Despite the resumption of some traffic, industry bodies and maritime experts cautioned that the Strait remains far from fully open in operational terms. The main central route, which is the most direct and established shipping lane, was described as hazardous and partially closed because of mines and other obstructions laid during the conflict.

Estimates cited around 80 mines in the centre of the Strait that must be detected and cleared before normal shipping patterns can safely resume. Maritime associations warned that, until mine-clearance operations are completed, shipowners and operators are likely to favor alternative paths or reduced traffic, limiting the speed at which flows recover.

Energy market reaction to the deal

Commodity and financial markets responded quickly to the mid-June developments. On June 18, oil prices fell and global equity benchmarks moved higher as traders priced in reduced geopolitical and supply risk linked to the reopening of Hormuz. Crude benchmarks touched their lowest levels since early March, with Brent trading below $80 per barrel during the session.

Analysts and industry participants indicated that, even with the agreement in place and initial ship movements observed, it could take weeks or months for oil exports and broader trade flows through the Strait to return to pre-conflict levels. The combination of residual security risks, mine-clearance work and operational adjustments is expected to determine how fast shipping capacity normalizes.

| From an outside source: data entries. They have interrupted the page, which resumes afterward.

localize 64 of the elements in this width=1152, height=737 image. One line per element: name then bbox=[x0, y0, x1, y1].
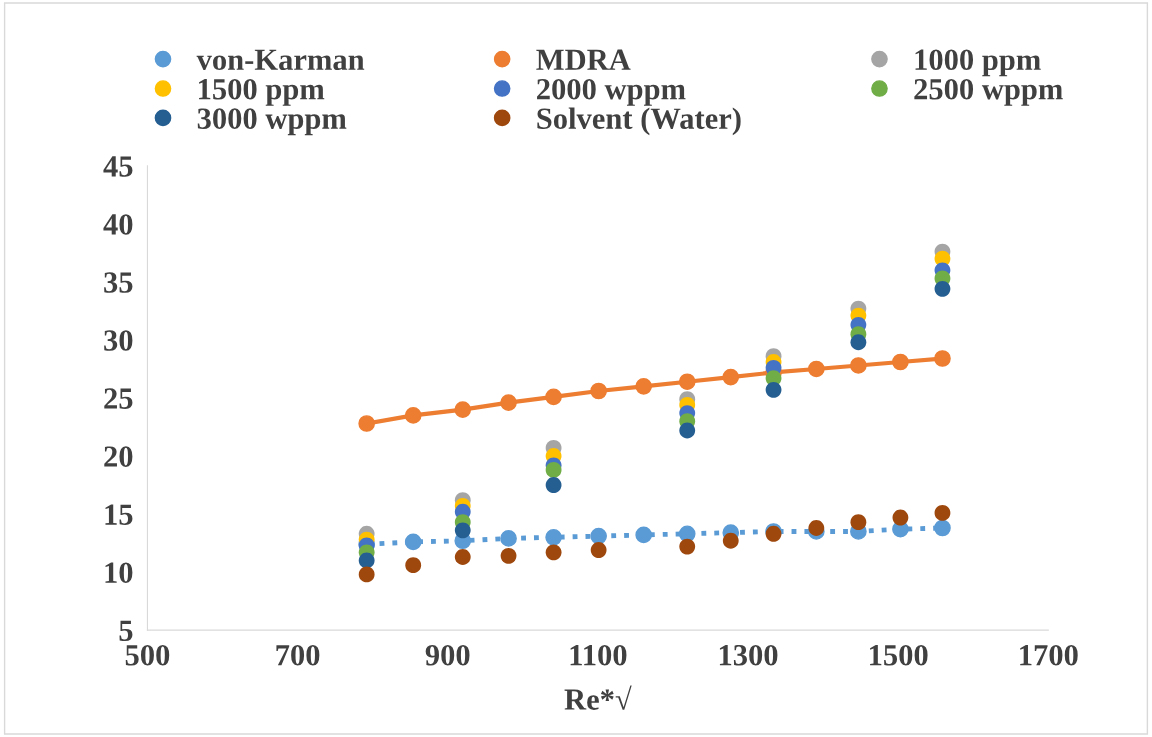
point bbox=[892, 509, 909, 526]
y-tick-label: 20 bbox=[104, 446, 133, 467]
y-tick-label: 40 bbox=[103, 214, 133, 235]
point bbox=[635, 378, 653, 395]
legend-label: 1000 ppm bbox=[915, 49, 1041, 77]
point bbox=[679, 538, 696, 555]
legend-label: Solvent (Water) bbox=[537, 107, 741, 136]
point bbox=[679, 422, 696, 439]
y-tick-label: 35 bbox=[104, 272, 133, 293]
point bbox=[545, 477, 562, 493]
y-tick-label: 30 bbox=[104, 330, 133, 351]
legend-label: von-Karman bbox=[196, 49, 365, 71]
point bbox=[545, 544, 562, 561]
point bbox=[590, 527, 607, 545]
point bbox=[934, 280, 951, 297]
point bbox=[545, 388, 562, 406]
point bbox=[934, 504, 951, 521]
legend-label: 3000 wppm bbox=[197, 108, 347, 136]
point bbox=[590, 542, 607, 558]
point bbox=[678, 373, 696, 391]
y-tick-label: 45 bbox=[103, 156, 133, 177]
x-tick-label: 1100 bbox=[570, 644, 627, 666]
legend-label: 2000 wppm bbox=[537, 78, 686, 106]
point bbox=[358, 552, 375, 569]
point bbox=[850, 357, 867, 374]
point bbox=[765, 381, 782, 398]
point bbox=[358, 415, 376, 432]
legend-label: MDRA bbox=[536, 49, 631, 70]
point bbox=[500, 394, 517, 411]
y-tick-label: 5 bbox=[119, 620, 133, 642]
y-tick-label: 15 bbox=[105, 504, 133, 525]
legend-label: 2500 wppm bbox=[914, 78, 1063, 106]
point bbox=[590, 382, 607, 400]
point bbox=[454, 549, 471, 565]
x-tick-label: 700 bbox=[276, 644, 320, 666]
point bbox=[934, 519, 951, 537]
point bbox=[545, 528, 562, 546]
point bbox=[404, 533, 422, 551]
point bbox=[500, 530, 517, 547]
x-axis-title: Re*√ bbox=[564, 685, 632, 710]
point bbox=[358, 566, 375, 583]
point bbox=[808, 520, 825, 536]
point bbox=[405, 557, 422, 574]
point bbox=[808, 360, 825, 378]
x-tick-label: 900 bbox=[425, 644, 470, 666]
legend-label: 1500 ppm bbox=[199, 78, 325, 106]
y-tick-label: 25 bbox=[104, 388, 133, 409]
y-tick-label: 10 bbox=[105, 562, 133, 583]
x-tick-label: 1300 bbox=[719, 644, 778, 666]
point bbox=[892, 353, 909, 371]
x-tick-label: 1700 bbox=[1020, 644, 1078, 666]
x-tick-label: 500 bbox=[125, 644, 170, 666]
point bbox=[500, 547, 517, 564]
point bbox=[545, 462, 562, 478]
point bbox=[850, 334, 867, 351]
point bbox=[454, 401, 472, 418]
x-tick-label: 1500 bbox=[870, 644, 928, 666]
point bbox=[404, 407, 422, 424]
point bbox=[454, 522, 471, 539]
point bbox=[850, 514, 867, 531]
point bbox=[722, 532, 739, 549]
point bbox=[722, 368, 740, 386]
point bbox=[635, 526, 653, 544]
point bbox=[934, 350, 951, 367]
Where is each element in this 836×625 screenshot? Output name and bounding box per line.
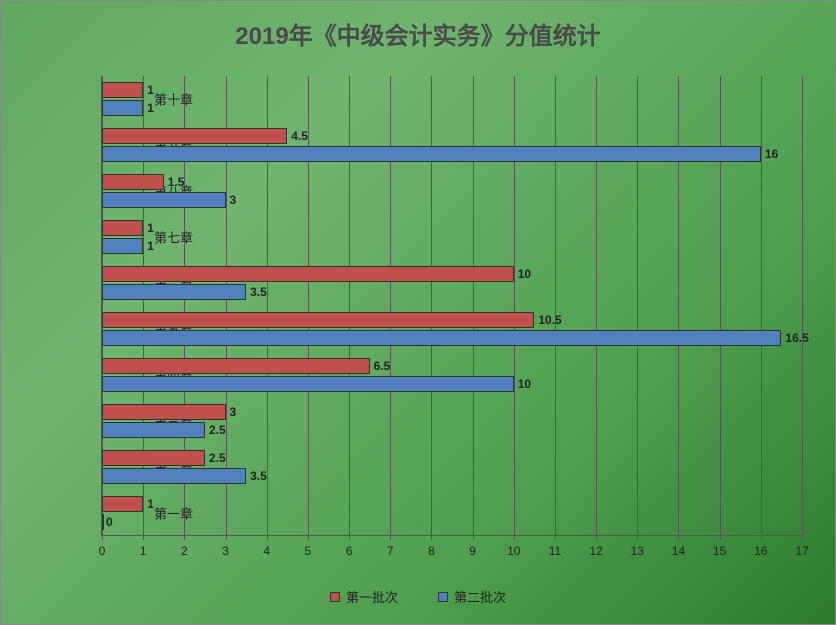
legend: 第一批次 第二批次 [1,587,835,606]
bar-series1 [102,450,205,466]
x-tick-label: 9 [469,544,476,558]
bar-series1 [102,312,534,328]
y-category-label: 第七章 [154,228,193,247]
bar-value-label: 1 [147,497,154,511]
x-tick-label: 15 [713,544,726,558]
bar-series1 [102,174,164,190]
bar-series2 [102,514,104,530]
x-tick-label: 5 [305,544,312,558]
bar-series2 [102,284,246,300]
bar-value-label: 10 [518,267,531,281]
bar-value-label: 16.5 [785,331,808,345]
bar-series2 [102,468,246,484]
bar-value-label: 3.5 [250,469,267,483]
x-tick-label: 13 [631,544,644,558]
x-tick-label: 1 [140,544,147,558]
bar-value-label: 10 [518,377,531,391]
bar-value-label: 2.5 [209,451,226,465]
bar-value-label: 6.5 [374,359,391,373]
bar-value-label: 1 [147,221,154,235]
bar-value-label: 3 [230,193,237,207]
bar-series1 [102,128,287,144]
bar-value-label: 1.5 [168,175,185,189]
bar-value-label: 1 [147,83,154,97]
bar-value-label: 3.5 [250,285,267,299]
bar-series2 [102,100,143,116]
legend-label: 第一批次 [346,587,398,606]
bar-value-label: 2.5 [209,423,226,437]
legend-item-series1: 第一批次 [330,587,398,606]
bar-series1 [102,82,143,98]
y-category-label: 第一章 [154,504,193,523]
bar-series1 [102,266,514,282]
x-tick-label: 4 [263,544,270,558]
bar-value-label: 3 [230,405,237,419]
bar-series1 [102,496,143,512]
chart-title: 2019年《中级会计实务》分值统计 [1,16,835,51]
bar-value-label: 10.5 [538,313,561,327]
bar-value-label: 1 [147,101,154,115]
bar-series2 [102,330,781,346]
legend-swatch-icon [330,592,340,602]
legend-item-series2: 第二批次 [438,587,506,606]
gridline-v [761,76,762,540]
bar-series2 [102,238,143,254]
x-tick-label: 2 [181,544,188,558]
bar-value-label: 4.5 [291,129,308,143]
x-tick-label: 3 [222,544,229,558]
bar-series2 [102,192,226,208]
bar-value-label: 1 [147,239,154,253]
bar-value-label: 16 [765,147,778,161]
x-tick-label: 16 [754,544,767,558]
plot-area: 01234567891011121314151617第一章10第二章2.53.5… [101,76,801,536]
bar-series1 [102,358,370,374]
gridline-v [802,76,803,540]
x-tick-label: 8 [428,544,435,558]
legend-swatch-icon [438,592,448,602]
bar-series1 [102,220,143,236]
bar-series1 [102,404,226,420]
x-tick-label: 7 [387,544,394,558]
chart-container: 2019年《中级会计实务》分值统计 0123456789101112131415… [0,0,836,625]
bar-series2 [102,422,205,438]
legend-label: 第二批次 [454,587,506,606]
x-tick-label: 6 [346,544,353,558]
bar-series2 [102,376,514,392]
x-tick-label: 10 [507,544,520,558]
y-category-label: 第十章 [154,90,193,109]
x-tick-label: 0 [99,544,106,558]
bar-value-label: 0 [106,515,113,529]
x-tick-label: 17 [795,544,808,558]
x-tick-label: 14 [672,544,685,558]
x-tick-label: 11 [549,544,561,558]
x-tick-label: 12 [589,544,602,558]
bar-series2 [102,146,761,162]
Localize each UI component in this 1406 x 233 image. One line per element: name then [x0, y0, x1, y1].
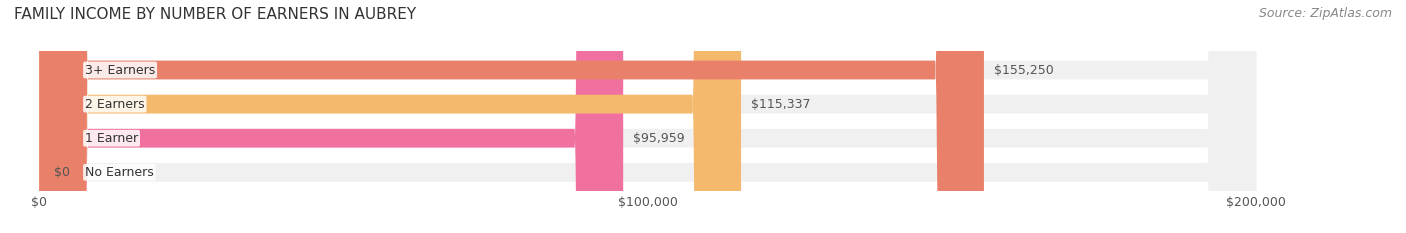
Text: 2 Earners: 2 Earners	[84, 98, 145, 111]
FancyBboxPatch shape	[39, 0, 1256, 233]
Text: 1 Earner: 1 Earner	[84, 132, 138, 145]
Text: $0: $0	[53, 166, 70, 179]
Text: $155,250: $155,250	[994, 64, 1053, 76]
Text: No Earners: No Earners	[84, 166, 153, 179]
FancyBboxPatch shape	[39, 0, 623, 233]
Text: $95,959: $95,959	[633, 132, 685, 145]
Text: 3+ Earners: 3+ Earners	[84, 64, 155, 76]
Text: FAMILY INCOME BY NUMBER OF EARNERS IN AUBREY: FAMILY INCOME BY NUMBER OF EARNERS IN AU…	[14, 7, 416, 22]
FancyBboxPatch shape	[39, 0, 984, 233]
FancyBboxPatch shape	[39, 0, 1256, 233]
FancyBboxPatch shape	[39, 0, 1256, 233]
FancyBboxPatch shape	[39, 0, 741, 233]
Text: Source: ZipAtlas.com: Source: ZipAtlas.com	[1258, 7, 1392, 20]
Text: $115,337: $115,337	[751, 98, 810, 111]
FancyBboxPatch shape	[39, 0, 1256, 233]
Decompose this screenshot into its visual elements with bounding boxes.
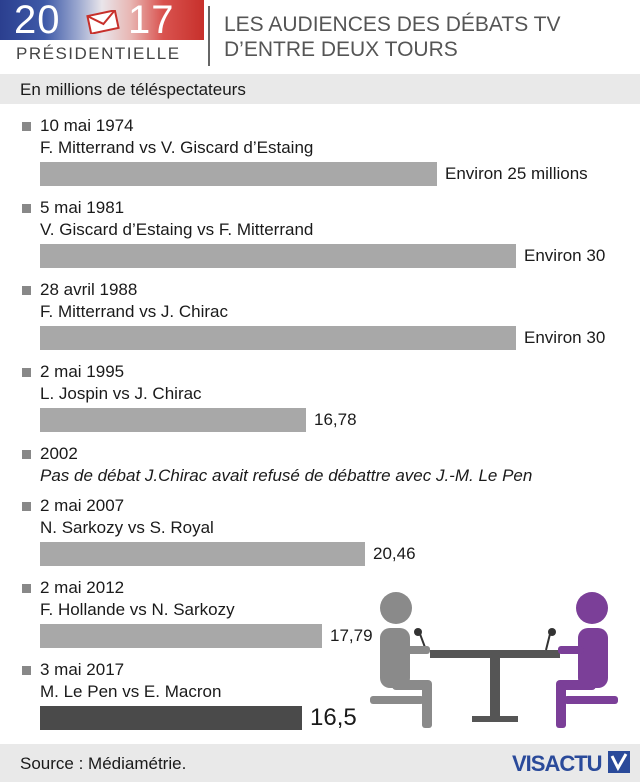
- chart-subtitle: En millions de téléspectateurs: [20, 80, 246, 99]
- bar-value-label: Environ 25 millions: [445, 164, 588, 183]
- bullet-square-icon: [22, 502, 31, 511]
- table-base: [472, 716, 518, 722]
- debate-matchup: F. Hollande vs N. Sarkozy: [40, 600, 235, 619]
- no-debate-note: Pas de débat J.Chirac avait refusé de dé…: [40, 466, 533, 485]
- debate-date: 10 mai 1974: [40, 116, 134, 135]
- audience-bar: [40, 244, 516, 268]
- audience-bar: [40, 542, 365, 566]
- header: 20 17 PRÉSIDENTIELLE LES AUDIENCES DES D…: [0, 0, 640, 72]
- bar-value-label: Environ 30: [524, 328, 606, 347]
- audience-bar: [40, 408, 306, 432]
- debate-matchup: V. Giscard d’Estaing vs F. Mitterrand: [40, 220, 314, 239]
- debate-date: 5 mai 1981: [40, 198, 125, 217]
- debate-date: 2 mai 1995: [40, 362, 125, 381]
- envelope-icon: [86, 10, 120, 34]
- election-logo: 20 17 PRÉSIDENTIELLE: [0, 0, 204, 72]
- logo-year-right: 17: [128, 0, 175, 42]
- bar-value-label: 17,79: [330, 626, 373, 645]
- left-person-icon: [370, 592, 432, 728]
- table-leg: [490, 658, 500, 720]
- debate-matchup: L. Jospin vs J. Chirac: [40, 384, 202, 403]
- page-title: LES AUDIENCES DES DÉBATS TV D’ENTRE DEUX…: [224, 13, 561, 61]
- debate-date: 2 mai 2007: [40, 496, 125, 515]
- bullet-square-icon: [22, 204, 31, 213]
- logo-year-left: 20: [14, 0, 61, 42]
- bullet-square-icon: [22, 368, 31, 377]
- audience-bar: [40, 706, 302, 730]
- debate-matchup: F. Mitterrand vs J. Chirac: [40, 302, 228, 321]
- subtitle-band: En millions de téléspectateurs: [0, 74, 640, 104]
- right-person-icon: [556, 592, 618, 728]
- bullet-square-icon: [22, 584, 31, 593]
- audience-bar: [40, 162, 437, 186]
- debate-date: 28 avril 1988: [40, 280, 138, 299]
- table-top: [430, 650, 560, 658]
- header-divider: [208, 6, 210, 66]
- debate-table-icon: [370, 592, 618, 728]
- debate-date: 3 mai 2017: [40, 660, 125, 679]
- debate-matchup: N. Sarkozy vs S. Royal: [40, 518, 214, 537]
- left-mic-icon: [414, 628, 422, 636]
- debate-matchup: F. Mitterrand vs V. Giscard d’Estaing: [40, 138, 314, 157]
- debate-matchup: M. Le Pen vs E. Macron: [40, 682, 222, 701]
- bullet-square-icon: [22, 450, 31, 459]
- right-mic-icon: [548, 628, 556, 636]
- footer: Source : Médiamétrie. VISACTU: [0, 744, 640, 782]
- debate-date: 2 mai 2012: [40, 578, 125, 597]
- audience-bar: [40, 326, 516, 350]
- bar-value-label: 20,46: [373, 544, 416, 563]
- bar-value-label: 16,5: [310, 704, 357, 731]
- bar-value-label: Environ 30: [524, 246, 606, 265]
- source-note: Source : Médiamétrie.: [20, 754, 187, 773]
- brand-logo: VISACTU: [512, 751, 630, 776]
- audience-bar: [40, 624, 322, 648]
- bar-value-label: 16,78: [314, 410, 357, 429]
- logo-subtitle: PRÉSIDENTIELLE: [16, 44, 181, 63]
- debate-date: 2002: [40, 444, 78, 463]
- bullet-square-icon: [22, 122, 31, 131]
- bullet-square-icon: [22, 286, 31, 295]
- brand-logo-text: VISACTU: [512, 751, 602, 776]
- bullet-square-icon: [22, 666, 31, 675]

Uncertainty over long-term transit conditions

While the memorandum refers to a full resumption of maritime traffic with no charge, subsequent statements from Iranian negotiators signalled that Tehran views the Strait as remaining under its sovereignty. Officials indicated that conditions after the 60-day period, including any potential charges for transit, would be determined in the course of negotiations.

This divergence between the toll-free language in the memorandum and later comments about future charges adds an element of uncertainty to longer-term shipping costs and routing decisions. For now, the focus of shipowners and energy markets remains on the immediate reopening, the pace of mine clearance and the extent to which the tentative détente between the U.S. and Iran holds during the 60-day negotiation window.

Key Takeaways

  • 01The mid-June US–Iran memorandum is already reshaping traffic patterns in the Strait of Hormuz, but operational and security constraints still limit full normalization.
  • 02Mine-clearance and route safety are currently more important than legal access in determining how quickly shipping and oil flows can return to prior levels.
  • 03Energy markets have reacted ahead of physical normalization, with oil prices falling on expectations of improved supply even as actual throughput remains constrained.